Penahanan terhadap Tersangka INP dalam perkara dugaan Tindak Pidana Korupsi terhadap pengelolaan Dana Lembaga Perkreditan Desa (LPD) Yehembang Kauh Kec. Mendoyo Kab. Jembrana, oleh Kejaksaan Negeri Jembrana berdasarkan Surat Perintah Penahanan Nomor: print-18/N.1.16/Fd.1/03/2023 tanggal 02 Maret 2023, hingga kini menjadi Polemik di kalangan masyarakat.
Alasan Jaksa Penyidik melakukan penahanan terhadap Tersangka INP berdasarkan alasan obyektif sebagaimana ditegaskan dalam Pasal 21 ayat (4) KUHAP dan alasan subyektif sebagaimana ditegaskan dalam Pasal 21 ayat (1) KUHAP dimana Jaksa Penyidik pada Kejaksaan Negeri Jembrana memiliki kekhawatiran terhadap Tersangka INP bahwa Tersangka akan melarikan diri atau menghilangkan barang bukti
Berdasarkan Siaran Pers Kejaksaan Negeri Jembrana Nomor : PR- 02/M.1.10.2/Kph.3/03/2023 terkait Penahanan Terhadap Tersangka Korupsi LPD Yahembang Kauh, dijelaskan bahwa sebelumnya Jaksa Penyidik pada Kejaksaan Negeri Jembrana telah melakukan penyidikan terhadap dugaan Tindak Pidana Korupsi terhadap pengelolaan Dana Perkreditan Desa (LPD) Yehembang Kauh pada bulan Oktober 2022 berdasarkan Surat Perintah Penyidik Nomor: PRINT-281/N.1.16/Fd.1/10/2022 tanggal 31 Oktober 2022 dan telah dilakukan Penetapan Tersangka berdasakan Surat Penetapan Tersangka (PIDSUS-18) Nomor : PRINT-125A/ N.1.16/Fd.1/01/2023 tanggal 10 Januari 2023 atas nama Tersangka INP.

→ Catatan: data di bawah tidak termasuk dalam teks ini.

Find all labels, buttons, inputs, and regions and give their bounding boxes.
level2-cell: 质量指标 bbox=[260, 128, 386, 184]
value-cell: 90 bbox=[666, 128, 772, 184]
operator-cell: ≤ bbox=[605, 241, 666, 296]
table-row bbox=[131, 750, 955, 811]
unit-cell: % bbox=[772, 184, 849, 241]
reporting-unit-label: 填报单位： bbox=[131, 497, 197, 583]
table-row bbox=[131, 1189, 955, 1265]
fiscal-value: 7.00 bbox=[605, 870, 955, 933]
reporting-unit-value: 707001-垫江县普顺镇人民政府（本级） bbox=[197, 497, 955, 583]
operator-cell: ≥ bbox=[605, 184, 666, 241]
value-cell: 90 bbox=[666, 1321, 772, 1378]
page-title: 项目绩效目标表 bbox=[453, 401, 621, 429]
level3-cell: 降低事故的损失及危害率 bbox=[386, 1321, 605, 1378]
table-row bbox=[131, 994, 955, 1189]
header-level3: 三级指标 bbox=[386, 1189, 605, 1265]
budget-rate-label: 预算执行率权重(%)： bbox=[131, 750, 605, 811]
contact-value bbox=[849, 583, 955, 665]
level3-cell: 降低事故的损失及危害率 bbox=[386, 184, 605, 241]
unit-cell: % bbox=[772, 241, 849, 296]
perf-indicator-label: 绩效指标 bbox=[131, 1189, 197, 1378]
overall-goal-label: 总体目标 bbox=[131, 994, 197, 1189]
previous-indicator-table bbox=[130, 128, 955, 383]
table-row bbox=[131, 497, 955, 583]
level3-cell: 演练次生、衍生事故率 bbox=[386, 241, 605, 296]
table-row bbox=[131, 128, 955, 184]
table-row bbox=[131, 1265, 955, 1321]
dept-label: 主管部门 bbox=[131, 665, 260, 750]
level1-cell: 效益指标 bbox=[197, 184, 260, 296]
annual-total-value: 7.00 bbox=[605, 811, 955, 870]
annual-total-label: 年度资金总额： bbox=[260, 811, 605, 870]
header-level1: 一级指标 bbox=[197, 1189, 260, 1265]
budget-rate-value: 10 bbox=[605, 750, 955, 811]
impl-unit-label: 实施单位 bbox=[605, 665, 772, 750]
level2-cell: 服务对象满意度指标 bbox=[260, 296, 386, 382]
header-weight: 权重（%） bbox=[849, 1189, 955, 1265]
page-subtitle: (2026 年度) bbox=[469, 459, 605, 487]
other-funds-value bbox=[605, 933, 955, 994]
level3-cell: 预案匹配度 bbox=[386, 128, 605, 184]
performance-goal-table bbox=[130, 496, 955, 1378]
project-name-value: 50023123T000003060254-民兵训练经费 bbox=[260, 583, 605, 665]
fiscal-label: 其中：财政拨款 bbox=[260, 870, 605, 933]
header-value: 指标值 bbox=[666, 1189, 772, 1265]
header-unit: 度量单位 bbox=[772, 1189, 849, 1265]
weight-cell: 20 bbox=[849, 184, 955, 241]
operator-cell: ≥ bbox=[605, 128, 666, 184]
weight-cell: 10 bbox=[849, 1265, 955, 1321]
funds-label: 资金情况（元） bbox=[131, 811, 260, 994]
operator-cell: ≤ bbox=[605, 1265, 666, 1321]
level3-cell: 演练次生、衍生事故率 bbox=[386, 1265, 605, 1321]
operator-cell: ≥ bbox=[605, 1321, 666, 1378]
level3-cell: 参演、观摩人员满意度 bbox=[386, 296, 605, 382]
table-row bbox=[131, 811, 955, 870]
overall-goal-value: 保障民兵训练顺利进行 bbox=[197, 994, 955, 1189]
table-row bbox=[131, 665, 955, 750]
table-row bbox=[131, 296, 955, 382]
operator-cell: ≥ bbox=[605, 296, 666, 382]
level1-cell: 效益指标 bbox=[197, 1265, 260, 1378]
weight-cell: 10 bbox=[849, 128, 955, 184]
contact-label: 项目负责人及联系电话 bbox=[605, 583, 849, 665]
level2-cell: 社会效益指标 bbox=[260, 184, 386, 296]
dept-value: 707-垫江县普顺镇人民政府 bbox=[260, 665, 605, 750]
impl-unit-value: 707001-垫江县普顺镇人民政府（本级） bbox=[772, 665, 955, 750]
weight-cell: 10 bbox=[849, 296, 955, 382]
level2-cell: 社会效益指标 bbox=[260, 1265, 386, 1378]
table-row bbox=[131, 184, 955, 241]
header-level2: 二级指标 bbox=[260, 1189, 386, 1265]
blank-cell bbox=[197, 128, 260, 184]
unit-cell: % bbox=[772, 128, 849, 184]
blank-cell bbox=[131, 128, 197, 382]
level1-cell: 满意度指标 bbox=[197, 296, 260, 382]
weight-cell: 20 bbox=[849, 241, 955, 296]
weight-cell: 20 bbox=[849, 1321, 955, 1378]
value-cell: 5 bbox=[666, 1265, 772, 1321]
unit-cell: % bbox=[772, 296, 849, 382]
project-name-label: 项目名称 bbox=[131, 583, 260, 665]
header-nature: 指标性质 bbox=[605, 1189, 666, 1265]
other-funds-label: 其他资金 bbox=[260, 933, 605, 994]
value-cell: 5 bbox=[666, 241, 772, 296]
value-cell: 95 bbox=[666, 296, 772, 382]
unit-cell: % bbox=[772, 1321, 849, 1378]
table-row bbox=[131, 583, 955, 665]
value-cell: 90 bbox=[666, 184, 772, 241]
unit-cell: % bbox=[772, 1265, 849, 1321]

Lantaran munculnya polemik, insan media berupaya untuk melakukan peliputan berita video dalam sesi Dialog Interaktif, namun dari 2 kali surat yang dikirimkan oleh pihak media, dimana Kajari Jembrana seakan berupaya menghindar, entah karena alasannya ada beberapa pertanyaan yang diajukan adalah sudah mendalam pada ranah penyidikan, ataukah ada sebab-sebab lain.
”Kami belum bisa melayani Dialog Interaktif karena beberapa pertanyaan yang diajukan adalah sudah mendalam pada ranah penyidikan”, jelas Kajari Jembrana melalui Kasi Intel Kejari.
Selanjutnya, atas seizin Kajari Jembrana Salomina Mieyke Saliama, SH, MH, Kasi Intel Kejari Jembrana Fajar, SH, MH pada Selasa (14/3) mejelaskan, adapun dasar hingga bisa menetapkan Tersangka INP dalam perkara dugaan Tindak Pidana Korupsi karena Tersangka disinyalir telah merugikan negara, sebab di awal pembentukan LPD adanya penyertaan modal dari pemerintah.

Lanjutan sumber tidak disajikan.